We take King for granted, I think. We recognize his words still, ringing down stridently through the decades, but do we really hear them? We need to listen. King points us in the right direction, keeping the focus always on the man’s actions and words in the context of the Civil Rights Movement. Personal biographical details pop up briefly, but mostly unobstrusively. They have there place, to be sure, especially if we want to know the whole man, but King is really only concerned with the public man — the preacher, the protestor, the leader.

Hosted and narrated with imperious gravitas by Tom Brokaw, the program splits its lean 90 minutes equally between archival footage and present day interviews with King’s fellow travelers and public figures inspired and influenced by King. Following a mostly linear path, the program highlights key events in King’s public life in the cauldron of the South of the 1950s and ’60s, from his early drafting into the Montgomery Bus Boycott; to his philosophy and practice of non-violent protest; to his squaring off against Sheriff Bull Connor in Birmingham in 1963; to the March on Washington the same year; down to his final day in Memphis in 1968. Its mostly a remedial history for those not versed in, or forgetful of, the history of the Civil Rights Movement, but it does make some interesting points, especially regarding King’s media savvy utilizing television, and his political leverage with the Kennedy’s, who bailed him out of some tight spots early on.

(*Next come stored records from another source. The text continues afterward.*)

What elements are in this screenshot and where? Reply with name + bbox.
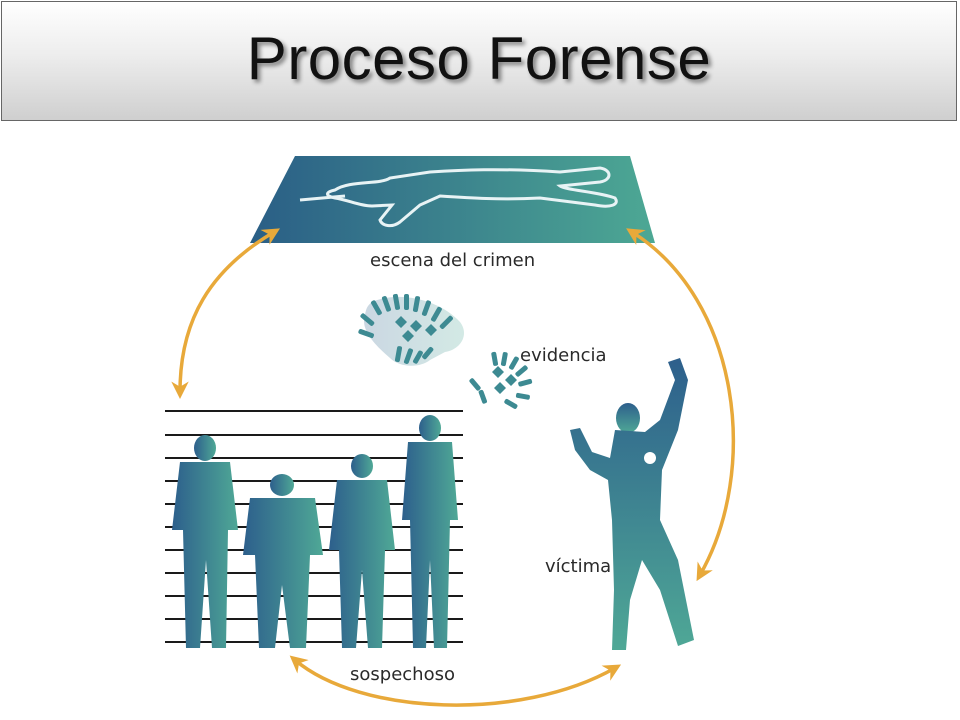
cycle-arrows: [171, 228, 736, 707]
suspect-figure-2: [243, 474, 323, 648]
slide-title: Proceso Forense: [246, 24, 712, 92]
label-victim: víctima: [545, 556, 612, 577]
arrow-scene-to-victim: [626, 228, 736, 582]
crime-scene-image: [250, 156, 655, 243]
victim-figure: [570, 358, 694, 650]
suspect-figure-1: [172, 435, 238, 648]
label-evidence: evidencia: [520, 345, 607, 366]
suspect-figure-3: [329, 454, 395, 648]
suspect-figures: [172, 415, 458, 648]
label-suspect: sospechoso: [350, 664, 455, 685]
label-crime-scene: escena del crimen: [370, 250, 536, 271]
footprint-icon: [358, 293, 533, 409]
title-bar: Proceso Forense: [1, 1, 957, 121]
arrow-scene-to-suspect: [171, 228, 281, 399]
arrow-suspect-to-victim: [289, 655, 622, 707]
suspect-figure-4: [402, 415, 458, 648]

The interviews are rather scattershot and sometimes odd in their juxtapositions. Here we have activist Andrew Young, one of King’s right hand men in the Southern Christian Leadership Conference (King’s main outfit of operations), followed by current R&B singer John Legend (?!). Rare interviews with King’s son, Martin III, are followed by bloviating by Bono. Sure, why not, I guess. King culls from a large swath, from journalists who covered King during the ’60s, to Bill Clinton and Condoleeza Rice.

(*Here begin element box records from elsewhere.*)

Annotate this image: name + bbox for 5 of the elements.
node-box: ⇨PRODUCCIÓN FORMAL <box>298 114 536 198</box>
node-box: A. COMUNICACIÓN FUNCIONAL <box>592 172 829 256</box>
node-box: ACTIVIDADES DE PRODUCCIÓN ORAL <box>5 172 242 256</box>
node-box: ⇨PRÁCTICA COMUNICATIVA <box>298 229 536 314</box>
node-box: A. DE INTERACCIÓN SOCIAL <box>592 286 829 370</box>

But none really contribute anything profound, except a brief line by Chuck D, MC of politically charged legendary rap group Public Enemy. His sole quote sort of justifies the whole program. He contends, during a discussion of whether King was a radical (as compared to other African-American leaders of a more violent bent, like Stokley Carmichael or Malcolm X), that King was perhaps the most radical of all the Civil Rights activists, but during the 40 years since his death, his legacy and life have been softened, as the man passed into legend and his words became taken for granted.

If nothing else, we should again listen to the man, hear his words and regard his actions, both in the context of the 1960s, and the present. We would realize that his is still the most challenging and most radical path to follow – and still the most necessary.

King is nicely complemented by Voices of Civil Rights, a powerful 45-minute program which eschews standard documentary format in favor of a fugue-like oral history of the Civil Rights Movement. Culled from innumerable first person narrative interviews, the program offers a unique eye-witness perspective on life in the South during the ’50s and ’60s from those who lived through it, from both African-American and Caucasian points of view. The total is greater than the sum of its parts, the various stories forming together a vivid patchwork picture of a specific time, place and society.

Certain testimonies do stand out from the others, though, including the harrowing tragic story of an activist African-American family from Louisiana plagued by the KKK, to the point where the Klan firebombed and besieged the family’s home. The story is told by two sisters who survived the attack and, surprisingly, by one of the Klansmen looking back repentantly (I think) on his past. It is devastating in its simplicity and frankness. The other testimony that stayed with me was quote from a woman remembering segregation, and summed it best by saying, “It was never separate but equal…it was just separate.”